The late I. Ridgeway Trimble was educated and trained at Johns Hopkins in the 1920s. He met Frances when she was training as a doctor in gynecology at Sydney’s Royal Prince Alfred Hospital, and he was serving in the South Pacific in World War II. They married in 1945 and came back to Baltimore to start a family and continue their medical careers: he as a surgeon, she as the medical director of Planned Parenthood of Maryland for 27 years.
So, what is it about nursing education that the Trimble family of doctors and lawyers believes is so important? “The quality of the students, their backgrounds, and their vision are really impressive,” says Frances. She rem-inisces that her husband experienced first-hand the critical contributions of nurses in the field hospitals during the war and those doctors developed a real appreciation for and commitment to the nurses. I. Ridgeway Trimble later became a strong advocate of the re-establishment of a nursing school at Johns Hopkins.
“The idea that there is a fund for mom and dad at the School of Nursing is really wonderful, especially for dad because it was very important to him that nurses be awarded bachelor’s degrees,” says Elizabeth. “He really believed that his patients did well because of Hopkins nurses; he had a tremendous respect for them.”

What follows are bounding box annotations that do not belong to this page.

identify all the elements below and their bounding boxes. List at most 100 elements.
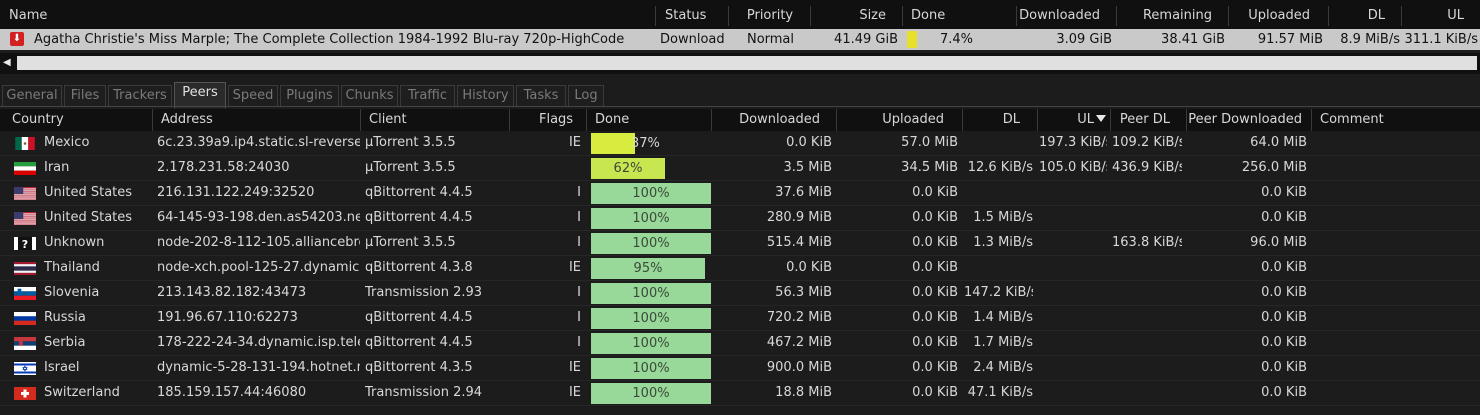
peer-row[interactable]: Switzerland 185.159.157.44:46080 Transmiss…	[0, 381, 1480, 406]
peer-uploaded: 0.0 KiB	[912, 385, 958, 400]
peer-client: qBittorrent 4.4.5	[365, 310, 473, 325]
peer-country: Switzerland	[44, 385, 120, 400]
tab-history[interactable]: History	[457, 85, 514, 107]
peer-flags: I	[577, 285, 581, 300]
peer-dl: 1.3 MiB/s	[973, 235, 1033, 250]
peer-peer-downloaded: 0.0 KiB	[1261, 210, 1307, 225]
peer-row[interactable]: Russia 191.96.67.110:62273 qBittorrent 4.4…	[0, 306, 1480, 331]
peer-col-ul[interactable]: UL	[1039, 109, 1111, 131]
peer-country: Unknown	[44, 235, 105, 250]
peer-flags: I	[577, 185, 581, 200]
peer-col-address[interactable]: Address	[154, 109, 361, 131]
torrent-progress-bar	[907, 31, 917, 48]
tab-files[interactable]: Files	[64, 85, 106, 107]
peer-client: Transmission 2.94	[365, 385, 483, 400]
torrent-list-header: Name Status Priority Size Done Downloade…	[0, 0, 1480, 38]
peer-row[interactable]: United States 64-145-93-198.den.as54203.n…	[0, 206, 1480, 231]
peer-country: Iran	[44, 160, 70, 175]
usa-flag-icon	[14, 212, 36, 225]
tab-log[interactable]: Log	[568, 85, 604, 107]
peer-country: Russia	[44, 310, 86, 325]
scrollbar-thumb[interactable]	[17, 56, 1477, 70]
torrent-dl: 8.9 MiB/s	[1340, 32, 1400, 47]
horizontal-scrollbar[interactable]: ◀	[0, 53, 1480, 74]
col-header-dl[interactable]: DL	[1330, 6, 1402, 26]
peer-client: qBittorrent 4.4.5	[365, 185, 473, 200]
peer-peer-downloaded: 0.0 KiB	[1261, 385, 1307, 400]
peer-uploaded: 0.0 KiB	[912, 260, 958, 275]
peer-row[interactable]: Mexico 6c.23.39a9.ip4.static.sl-reverse.c…	[0, 131, 1480, 156]
peer-dl: 1.5 MiB/s	[973, 210, 1033, 225]
peer-dl: 1.4 MiB/s	[973, 310, 1033, 325]
peer-col-uploaded[interactable]: Uploaded	[838, 109, 963, 131]
tab-traffic[interactable]: Traffic	[400, 85, 455, 107]
peer-col-country[interactable]: Country	[0, 109, 153, 131]
tab-speed[interactable]: Speed	[228, 85, 278, 107]
peer-uploaded: 0.0 KiB	[912, 285, 958, 300]
peer-row[interactable]: Slovenia 213.143.82.182:43473 Transmission…	[0, 281, 1480, 306]
peer-peer-downloaded: 96.0 MiB	[1250, 235, 1307, 250]
peer-country: Slovenia	[44, 285, 100, 300]
tab-general[interactable]: General	[2, 85, 62, 107]
peer-row[interactable]: Iran 2.178.231.58:24030 µTorrent 3.5.5 3.5 …	[0, 156, 1480, 181]
peer-downloaded: 0.0 KiB	[786, 260, 832, 275]
peer-flags: IE	[568, 385, 581, 400]
peer-country: Mexico	[44, 135, 90, 150]
peer-address: 191.96.67.110:62273	[157, 310, 298, 325]
peer-uploaded: 0.0 KiB	[912, 185, 958, 200]
peer-downloaded: 0.0 KiB	[786, 135, 832, 150]
peer-row[interactable]: Serbia 178-222-24-34.dynamic.isp.teleko qB…	[0, 331, 1480, 356]
tab-chunks[interactable]: Chunks	[341, 85, 398, 107]
torrent-priority: Normal	[746, 32, 795, 47]
peer-col-flags[interactable]: Flags	[511, 109, 587, 131]
peer-flags: IE	[568, 260, 581, 275]
col-header-downloaded[interactable]: Downloaded	[1018, 6, 1117, 26]
peer-row[interactable]: Thailand node-xch.pool-125-27.dynamic.to q…	[0, 256, 1480, 281]
peer-col-dl[interactable]: DL	[964, 109, 1038, 131]
col-header-size[interactable]: Size	[812, 6, 903, 26]
peer-peer-downloaded: 0.0 KiB	[1261, 310, 1307, 325]
peer-downloaded: 37.6 MiB	[775, 185, 832, 200]
col-header-status[interactable]: Status	[657, 6, 729, 38]
peer-client: qBittorrent 4.3.8	[365, 260, 473, 275]
detail-tabs: General Files Trackers Peers Speed Plugi…	[0, 81, 1480, 108]
peer-row[interactable]: Israel dynamic-5-28-131-194.hotnet.ne qBit…	[0, 356, 1480, 381]
peer-flags: I	[577, 235, 581, 250]
peer-downloaded: 280.9 MiB	[766, 210, 832, 225]
torrent-done: 7.4%	[939, 32, 973, 47]
peer-address: 216.131.122.249:32520	[157, 185, 315, 200]
peer-dl: 1.7 MiB/s	[973, 335, 1033, 350]
scroll-left-icon[interactable]: ◀	[3, 56, 15, 70]
tab-tasks[interactable]: Tasks	[516, 85, 566, 107]
torrent-row[interactable]: ⬇ Agatha Christie's Miss Marple; The Com…	[0, 29, 1480, 50]
col-header-ul[interactable]: UL	[1403, 6, 1480, 26]
israel-flag-icon	[14, 362, 36, 375]
peer-country: Israel	[44, 360, 80, 375]
peer-flags: I	[577, 310, 581, 325]
peer-done-bar: 37%	[591, 133, 660, 154]
peer-peer-dl: 163.8 KiB/s	[1112, 235, 1182, 250]
peer-col-peer-dl[interactable]: Peer DL	[1112, 109, 1187, 131]
peer-row[interactable]: United States 216.131.122.249:32520 qBitto…	[0, 181, 1480, 206]
col-header-uploaded[interactable]: Uploaded	[1230, 6, 1329, 26]
col-header-priority[interactable]: Priority	[730, 6, 811, 26]
peer-downloaded: 467.2 MiB	[766, 335, 832, 350]
peer-col-peer-downloaded[interactable]: Peer Downloaded	[1188, 109, 1312, 131]
peer-col-comment[interactable]: Comment	[1313, 109, 1480, 131]
peer-row[interactable]: ? Unknown node-202-8-112-105.alliancebroa µ…	[0, 231, 1480, 256]
col-header-name[interactable]: Name	[0, 6, 656, 26]
peer-col-done[interactable]: Done	[588, 109, 712, 131]
tab-trackers[interactable]: Trackers	[108, 85, 172, 107]
col-header-done[interactable]: Done	[904, 6, 1017, 26]
peer-ul: 197.3 KiB/s	[1039, 135, 1107, 150]
tab-plugins[interactable]: Plugins	[280, 85, 339, 107]
peer-peer-downloaded: 0.0 KiB	[1261, 285, 1307, 300]
peer-downloaded: 18.8 MiB	[775, 385, 832, 400]
peer-col-client[interactable]: Client	[362, 109, 510, 131]
peer-col-downloaded[interactable]: Downloaded	[713, 109, 837, 131]
thailand-flag-icon	[14, 262, 36, 275]
col-header-remaining[interactable]: Remaining	[1118, 6, 1229, 26]
tab-peers[interactable]: Peers	[174, 82, 226, 108]
peer-dl: 47.1 KiB/s	[967, 385, 1033, 400]
peer-uploaded: 0.0 KiB	[912, 310, 958, 325]
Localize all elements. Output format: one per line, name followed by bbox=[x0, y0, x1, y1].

I. Ridgeway and Frances Trimble Scholarship
Established in 1996 by an anonymous donor to recognize the role the Trimbles, both physicians, have played in the history of Johns Hopkins Nursing. Dr. I. Ridgeway Trimble was the leading proponent in the medical community for establishing nursing education as a degree-granting division of the University, and Dr. Frances Trimble was a founding member of the National Council for Johns Hopkins Nursing.
Una Lee, Accelerated ’08
As a second generation Korean American born and raised in Southern California, it was not a mistake that I was one of millions of uninsured Americans for most of my life; that I had immigrant parents who did not realize the importance of regular checkups and preventative health care; that a number of my family members passed away from cancer caught too late; that my fear of doctors added to my avoidance of getting proper health care even as an adult with insurance; or, that I took a class in college that ignited a passion in me to improve patient-provider communication and ultimately led me to the Johns Hopkins University School of Nursing.
None of these things were a mistake, because all of these experiences have molded who I am today and driven me to pursue nursing. I know firsthand the importance of basic and preventative health care and have a vested interest in bringing that message to everyone, from the uninsured to the fearful, infants to the elderly.

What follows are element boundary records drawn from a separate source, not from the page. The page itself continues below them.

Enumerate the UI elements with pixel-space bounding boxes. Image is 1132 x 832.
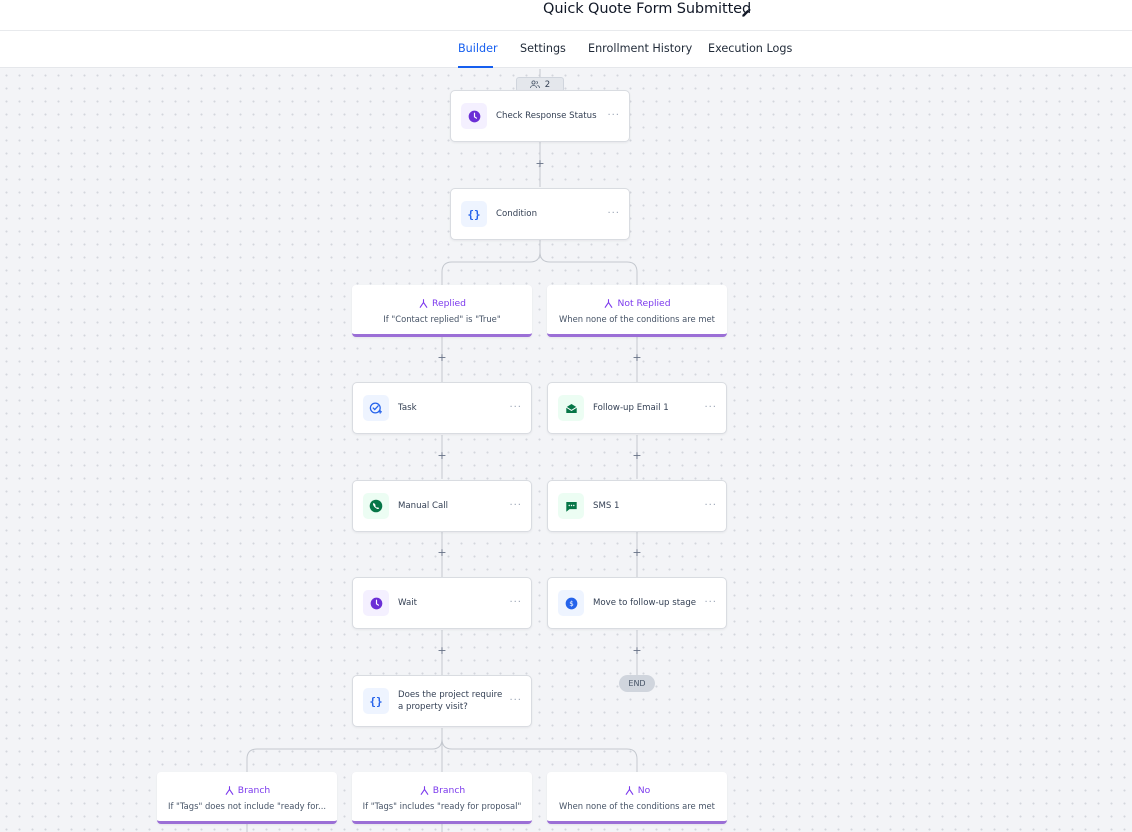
- title-row: Quick Quote Form Submitted: [0, 0, 1132, 31]
- add-step-button[interactable]: +: [630, 449, 644, 463]
- branch-tags-not-ready[interactable]: Branch If "Tags" does not include "ready…: [157, 772, 337, 824]
- branch-title: Branch: [157, 785, 337, 796]
- braces-icon: {}: [467, 207, 481, 221]
- branch-icon: [605, 299, 613, 308]
- node-icon-wrap: [363, 395, 389, 421]
- node-task[interactable]: Task ···: [352, 382, 532, 434]
- node-label: Wait: [398, 598, 417, 608]
- add-step-button[interactable]: +: [435, 449, 449, 463]
- branch-description: If "Tags" does not include "ready for...: [167, 801, 327, 811]
- node-menu-button[interactable]: ···: [509, 500, 522, 511]
- branch-no[interactable]: No When none of the conditions are met: [547, 772, 727, 824]
- task-check-icon: [369, 402, 382, 414]
- node-icon-wrap: {}: [363, 688, 389, 714]
- branch-icon: [625, 786, 634, 795]
- node-wait[interactable]: Wait ···: [352, 577, 532, 629]
- add-step-button[interactable]: +: [435, 546, 449, 560]
- page-title: Quick Quote Form Submitted: [543, 1, 752, 17]
- node-menu-button[interactable]: ···: [704, 597, 717, 608]
- branch-title: Not Replied: [547, 298, 727, 309]
- clock-icon: [370, 597, 382, 609]
- tab-builder[interactable]: Builder: [458, 42, 498, 55]
- node-label: Condition: [496, 209, 538, 219]
- node-icon-wrap: [363, 493, 389, 519]
- node-check-response-status[interactable]: Check Response Status ···: [450, 90, 630, 142]
- node-label: Task: [398, 403, 417, 413]
- workflow-canvas[interactable]: 2 Check Response Status ··· + {} Conditi…: [0, 69, 1132, 832]
- branch-tags-ready[interactable]: Branch If "Tags" includes "ready for pro…: [352, 772, 532, 824]
- connector-lines: [246, 69, 638, 832]
- branch-title: Branch: [352, 785, 532, 796]
- braces-icon: {}: [369, 694, 383, 708]
- node-condition[interactable]: {} Condition ···: [450, 188, 630, 240]
- branch-description: When none of the conditions are met: [559, 314, 715, 324]
- node-manual-call[interactable]: Manual Call ···: [352, 480, 532, 532]
- node-label: Does the project require a property visi…: [398, 690, 503, 712]
- email-icon: [565, 403, 577, 413]
- branch-icon: [225, 786, 234, 795]
- branch-title: Replied: [352, 298, 532, 309]
- branch-description: If "Tags" includes "ready for proposal": [362, 801, 522, 811]
- node-label: Manual Call: [398, 501, 449, 511]
- header: Quick Quote Form Submitted Builder Setti…: [0, 0, 1132, 68]
- node-menu-button[interactable]: ···: [509, 402, 522, 413]
- node-menu-button[interactable]: ···: [704, 402, 717, 413]
- branch-icon: [420, 786, 429, 795]
- node-icon-wrap: {}: [461, 201, 487, 227]
- add-step-button[interactable]: +: [630, 644, 644, 658]
- sms-icon: [565, 501, 577, 512]
- branch-title: No: [547, 785, 727, 796]
- branch-description: When none of the conditions are met: [559, 801, 715, 811]
- add-step-button[interactable]: +: [435, 644, 449, 658]
- node-menu-button[interactable]: ···: [509, 695, 522, 706]
- active-tab-indicator: [458, 66, 493, 68]
- branch-description: If "Contact replied" is "True": [383, 314, 501, 324]
- branch-not-replied[interactable]: Not Replied When none of the conditions …: [547, 285, 727, 337]
- node-menu-button[interactable]: ···: [704, 500, 717, 511]
- edit-title-button[interactable]: [738, 4, 754, 20]
- node-property-visit-condition[interactable]: {} Does the project require a property v…: [352, 675, 532, 727]
- branch-replied[interactable]: Replied If "Contact replied" is "True": [352, 285, 532, 337]
- tab-bar: Builder Settings Enrollment History Exec…: [0, 31, 1132, 68]
- add-step-button[interactable]: +: [630, 546, 644, 560]
- node-icon-wrap: [558, 395, 584, 421]
- node-label: Follow-up Email 1: [593, 403, 669, 413]
- pencil-icon: [741, 7, 751, 17]
- node-move-to-follow-up-stage[interactable]: $ Move to follow-up stage ···: [547, 577, 727, 629]
- node-label: Check Response Status: [496, 111, 597, 121]
- clock-icon: [468, 110, 480, 122]
- add-step-button[interactable]: +: [630, 351, 644, 365]
- branch-icon: [419, 299, 428, 308]
- node-icon-wrap: [558, 493, 584, 519]
- dollar-icon: $: [565, 597, 577, 609]
- node-label: Move to follow-up stage: [593, 598, 697, 608]
- add-step-button[interactable]: +: [533, 157, 547, 171]
- end-marker: END: [619, 675, 655, 692]
- node-menu-button[interactable]: ···: [607, 208, 620, 219]
- node-label: SMS 1: [593, 501, 620, 511]
- users-icon: [529, 80, 540, 89]
- node-follow-up-email[interactable]: Follow-up Email 1 ···: [547, 382, 727, 434]
- tab-enrollment-history[interactable]: Enrollment History: [588, 42, 692, 55]
- node-icon-wrap: [461, 103, 487, 129]
- tab-settings[interactable]: Settings: [520, 42, 566, 55]
- tab-execution-logs[interactable]: Execution Logs: [708, 42, 792, 55]
- node-sms[interactable]: SMS 1 ···: [547, 480, 727, 532]
- node-menu-button[interactable]: ···: [509, 597, 522, 608]
- node-icon-wrap: $: [558, 590, 584, 616]
- phone-icon: [369, 499, 383, 513]
- enrolled-count: 2: [544, 79, 551, 90]
- svg-text:$: $: [569, 599, 574, 608]
- node-icon-wrap: [363, 590, 389, 616]
- add-step-button[interactable]: +: [435, 351, 449, 365]
- node-menu-button[interactable]: ···: [607, 110, 620, 121]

This spring, I began a pediatrics rotation on the oncology unit at the Johns Hopkins Children’s Center and unexpectedly fell in love with the field and its young patient population. The seven weeks I spent on that unit essentially changed the course of my nursing career-this summer, I accepted a position in pediatric oncology at Children’s Hospital Los Angeles, near my home and family.
I am honored and thankful to have been chosen to receive the Drs. I. Ridgeway and Frances Trimble Scholarship. It is a gift of education that will undoubtedly go on to touch many people in need of care.